Ms. Walthall has authored scientific literature reviews regarding the postnatal development of bone and the GI system in animals and humans. Ms. Walthall routinely conducts literature searches, writes scientific literature reviews, white papers, Investigator Brochures, and various regulatory documents including, briefing packages (pre-IND, pre-NDA, and end of Phase 2), and nonclinical sections of INDs and NDAs.
Jennifer Wheeler, PhD
Dr. Wheeler comes to Aclairo following 5 years in the Immuno- and Molecular Toxicology group in Drug Safety Evaluation at Bristol-Myers Squibb. She obtained her PhD in Toxicology from the University of Rochester. As a subject matter expert in immunotoxicology, Dr. Wheeler’s technical expertise includes flow cytometry analyses, antigen challenge models, as well as immunotoxicology and immunopharmacology assessments for both small molecules and biologics. Dr. Wheeler is experienced in the management of laboratory personnel and has worked closely with contract research organizations to develop assays, execute technically challenging assessments on IND-enabling studies, and provide data interpretation to assess the immunotoxicology safety and pharmacology of diverse compounds.

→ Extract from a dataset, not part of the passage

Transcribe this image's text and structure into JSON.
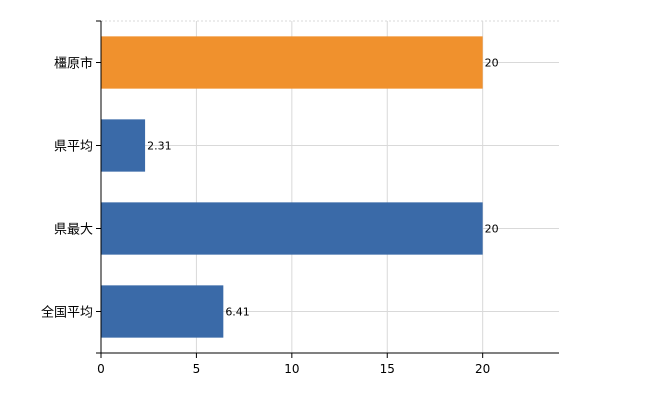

Dr. Wheeler is also an experienced technical writer, having authored and reviewed protocols, reports, and critical submission documents for nonclinical portions of IND, NDA, and BLA submissions.
Tacey E. K. White, PhD
Reproductive and Juvenile Toxicology Lead, Senior Consultant
Dr. White is the Director of Reproductive Toxicology and a Senior Consultant at Aclairo Pharmaceutical Development Group. She has been a consultant in the pharmaceutical industry since 2012. She advises pharmaceutical and biotech companies on nonclinical safety assessment strategies throughout the entire drug development process, including creating customized nonclinical strategies, placing and monitoring studies, developing human risk assessments for toxicology issues, addressing regulatory questions, and contributing to regulatory documents. Dr. White has deep regulatory and investigative expertise in development and reproductive toxicity (DART), and juvenile toxicity, and assist clients with FDA Pregnancy Labeling (PLLR) and pediatric development plans for EMA (PIP) and FDA (PSP).
Prior to her position at Aclairo, Dr. White spent 14 years as a DART study director at Sanofi; a safety assessment project team representative, DART study director, and DART investigative lead at GlaxoSmithKline; and Global Director of Small Animal DART at Covance, where she gained experience with many classes of therapeutics regulated by CDER and CBER. She has served as a toxicology project team member, as well as a strategic advisor on FDA interactions, for DART and general toxicity issues, mechanisms of action, and nonclinical study planning and management. Dr. White has extensive experience in all aspects of nonclinical toxicology and safety pharmacology assessments for small and large molecules, with particular emphasis on DART and juvenile toxicity.
Dr. White is the sitting Past President of the US Teratology Society (Vice President: 2014-2015, President: 2015-2016), and actively participates in the ILSI/HESI DART sub-team, including co-organization of the FDA Pregnancy and Lactation Label Rule workshop, and participation in the Neonatal Pediatric Therapeutics workgroup.